Обобранные тела погонщиков лежали в ряд, изувеченные и с безмятежными глазами, которые взирали в небо с укором.
На их лицах нанесли ритуальные рисунки грязью и кровью, провожая души к Всеотцу. Таков был порядок для всех погибших в бою, если они потомки Ахмедитов. Лишь иноземцы и иноверцы не подвергались ритуалу: у них свой бог и свои правила, а на чужой земле они лишь добыча падальщиков, что разнесут кости по округе.
И пусть видимых изменений и проявлений не наблюдалась, вставал с колен уже не Максуд -"искра", а воин с пока еще робким внутренним огнем, который готов спалить , как огонь в степи, нужно было только его кормить.
Первым к нему подошел Батыр и хлопнул по плечу.
— Поздравляю со стягом, брат! Как это ? ... — стрелок прервался, подбирая слова. Ему на помощь пришел сам воин.
— Я не знаю. Внутри что-то изменилось, я вижу больше, и в руках появилась сила другая. Уверенность в себе и в мече. Я вдруг понял, сколько ошибок и лишних движений допустил в сшибке. А еще... Еще я жду новый бой, чтобы осознать и принять себя нового. Где Ханой?

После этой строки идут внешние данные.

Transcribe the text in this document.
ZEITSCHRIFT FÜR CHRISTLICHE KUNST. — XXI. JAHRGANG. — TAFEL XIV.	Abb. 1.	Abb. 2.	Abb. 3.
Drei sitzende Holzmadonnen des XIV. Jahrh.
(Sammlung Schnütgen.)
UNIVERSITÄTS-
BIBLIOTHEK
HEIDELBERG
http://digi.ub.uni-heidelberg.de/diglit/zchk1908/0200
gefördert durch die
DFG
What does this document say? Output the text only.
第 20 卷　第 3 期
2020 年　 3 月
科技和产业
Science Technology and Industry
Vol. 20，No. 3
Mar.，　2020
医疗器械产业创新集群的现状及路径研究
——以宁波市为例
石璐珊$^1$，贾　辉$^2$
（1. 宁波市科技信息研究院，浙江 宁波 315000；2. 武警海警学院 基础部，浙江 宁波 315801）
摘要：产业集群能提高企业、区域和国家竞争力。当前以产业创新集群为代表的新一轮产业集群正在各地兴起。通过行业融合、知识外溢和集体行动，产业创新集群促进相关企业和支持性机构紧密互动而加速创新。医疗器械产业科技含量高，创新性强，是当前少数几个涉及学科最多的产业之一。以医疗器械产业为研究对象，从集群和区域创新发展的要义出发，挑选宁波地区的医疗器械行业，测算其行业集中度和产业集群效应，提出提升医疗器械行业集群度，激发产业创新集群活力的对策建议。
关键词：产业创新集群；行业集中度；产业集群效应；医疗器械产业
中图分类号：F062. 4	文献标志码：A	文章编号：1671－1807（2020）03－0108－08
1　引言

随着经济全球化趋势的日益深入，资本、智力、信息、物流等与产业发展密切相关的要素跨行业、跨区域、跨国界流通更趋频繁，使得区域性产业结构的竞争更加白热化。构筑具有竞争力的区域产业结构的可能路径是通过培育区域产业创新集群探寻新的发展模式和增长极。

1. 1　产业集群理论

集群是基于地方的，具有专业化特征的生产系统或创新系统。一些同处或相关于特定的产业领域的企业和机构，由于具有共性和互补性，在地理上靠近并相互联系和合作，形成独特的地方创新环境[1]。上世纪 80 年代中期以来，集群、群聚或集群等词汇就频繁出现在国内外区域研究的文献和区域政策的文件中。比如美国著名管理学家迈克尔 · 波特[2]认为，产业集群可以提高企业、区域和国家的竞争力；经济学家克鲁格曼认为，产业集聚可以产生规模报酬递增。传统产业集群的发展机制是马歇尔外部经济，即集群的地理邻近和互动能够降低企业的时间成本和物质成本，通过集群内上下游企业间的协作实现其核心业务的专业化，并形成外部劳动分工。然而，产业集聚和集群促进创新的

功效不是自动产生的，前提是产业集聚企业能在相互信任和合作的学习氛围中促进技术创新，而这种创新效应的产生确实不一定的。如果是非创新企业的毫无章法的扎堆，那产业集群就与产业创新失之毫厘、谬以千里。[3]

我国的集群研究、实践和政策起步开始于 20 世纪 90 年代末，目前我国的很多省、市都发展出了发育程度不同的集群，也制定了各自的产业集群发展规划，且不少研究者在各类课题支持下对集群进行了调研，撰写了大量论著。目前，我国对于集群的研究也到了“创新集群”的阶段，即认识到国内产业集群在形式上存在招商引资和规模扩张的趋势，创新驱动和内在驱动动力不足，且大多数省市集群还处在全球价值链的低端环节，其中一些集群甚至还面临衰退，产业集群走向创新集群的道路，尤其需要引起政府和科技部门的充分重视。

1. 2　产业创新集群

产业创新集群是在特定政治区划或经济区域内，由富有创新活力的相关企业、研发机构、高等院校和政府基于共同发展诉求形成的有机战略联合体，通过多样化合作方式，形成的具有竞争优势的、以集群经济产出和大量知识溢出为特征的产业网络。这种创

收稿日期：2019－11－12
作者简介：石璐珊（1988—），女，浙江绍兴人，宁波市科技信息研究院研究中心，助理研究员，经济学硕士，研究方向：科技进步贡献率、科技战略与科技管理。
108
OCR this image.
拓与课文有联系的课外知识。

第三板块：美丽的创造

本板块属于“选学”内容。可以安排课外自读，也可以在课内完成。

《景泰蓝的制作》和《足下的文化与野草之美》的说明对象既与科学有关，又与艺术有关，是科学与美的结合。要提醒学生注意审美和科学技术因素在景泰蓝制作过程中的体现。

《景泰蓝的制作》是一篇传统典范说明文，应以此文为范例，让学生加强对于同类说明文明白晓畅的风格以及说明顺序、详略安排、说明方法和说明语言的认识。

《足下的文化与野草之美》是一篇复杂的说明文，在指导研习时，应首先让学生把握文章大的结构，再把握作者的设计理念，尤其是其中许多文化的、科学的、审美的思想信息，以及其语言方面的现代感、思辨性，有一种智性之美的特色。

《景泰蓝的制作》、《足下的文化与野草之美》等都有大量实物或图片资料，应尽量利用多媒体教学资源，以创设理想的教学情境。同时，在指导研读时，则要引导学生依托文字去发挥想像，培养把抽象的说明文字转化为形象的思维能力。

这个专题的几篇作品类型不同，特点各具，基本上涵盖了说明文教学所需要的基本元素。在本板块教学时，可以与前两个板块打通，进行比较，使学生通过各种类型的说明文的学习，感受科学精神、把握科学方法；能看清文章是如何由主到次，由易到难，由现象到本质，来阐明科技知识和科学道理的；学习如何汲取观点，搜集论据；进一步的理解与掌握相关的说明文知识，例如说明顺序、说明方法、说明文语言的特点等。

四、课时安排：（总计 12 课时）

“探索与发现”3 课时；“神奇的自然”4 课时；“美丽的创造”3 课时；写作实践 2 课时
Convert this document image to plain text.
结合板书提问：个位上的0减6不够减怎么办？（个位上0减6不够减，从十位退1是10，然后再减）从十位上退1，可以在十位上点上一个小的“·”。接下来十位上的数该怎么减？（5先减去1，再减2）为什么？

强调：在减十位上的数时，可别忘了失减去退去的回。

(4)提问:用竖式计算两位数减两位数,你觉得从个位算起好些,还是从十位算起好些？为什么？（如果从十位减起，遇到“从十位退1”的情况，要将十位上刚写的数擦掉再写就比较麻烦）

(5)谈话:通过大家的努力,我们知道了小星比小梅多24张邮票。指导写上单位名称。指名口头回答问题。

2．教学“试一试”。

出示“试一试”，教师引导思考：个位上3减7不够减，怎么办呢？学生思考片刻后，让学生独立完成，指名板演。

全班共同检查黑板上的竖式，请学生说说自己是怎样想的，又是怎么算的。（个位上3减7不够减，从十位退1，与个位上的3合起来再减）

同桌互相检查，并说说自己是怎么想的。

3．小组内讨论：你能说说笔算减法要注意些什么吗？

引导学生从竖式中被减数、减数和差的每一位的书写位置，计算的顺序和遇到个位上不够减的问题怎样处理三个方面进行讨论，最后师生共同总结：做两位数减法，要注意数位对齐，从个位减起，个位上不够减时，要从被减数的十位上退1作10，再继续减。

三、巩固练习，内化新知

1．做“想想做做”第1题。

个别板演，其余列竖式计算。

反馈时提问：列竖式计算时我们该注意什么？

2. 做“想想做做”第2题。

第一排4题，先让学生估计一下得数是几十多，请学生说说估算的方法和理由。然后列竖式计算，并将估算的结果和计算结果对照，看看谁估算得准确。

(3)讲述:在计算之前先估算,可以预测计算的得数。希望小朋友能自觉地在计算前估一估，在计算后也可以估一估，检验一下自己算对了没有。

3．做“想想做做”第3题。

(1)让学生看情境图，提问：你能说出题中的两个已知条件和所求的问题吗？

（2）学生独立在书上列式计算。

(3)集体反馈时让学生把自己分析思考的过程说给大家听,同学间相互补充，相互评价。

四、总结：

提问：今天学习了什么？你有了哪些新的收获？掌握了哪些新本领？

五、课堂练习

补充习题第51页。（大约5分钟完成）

— Воюет с девкой, — со смехом и пряча глаза, ответил побратим. — Она требует, чтобы мы вернули ее и остальных людей к прайду Чермеса. То ли младшая жена его, а может дочь. Шумная до невозможности, как корова перед забоем. Пойдем, нужно решить с чернью.
Максуд сжал губы в немой крике, он еще помнил, как называли его родителей. Чернь. Червь. Грязь. Раб. И дети, если без искры, продолжали влачить бесправное существование. От червя родится червь, от раба — слуга. Больше крови — больше грязи.
Но ещё его удивило, что женщина спорит или перечит воину! "Что же там происходит?"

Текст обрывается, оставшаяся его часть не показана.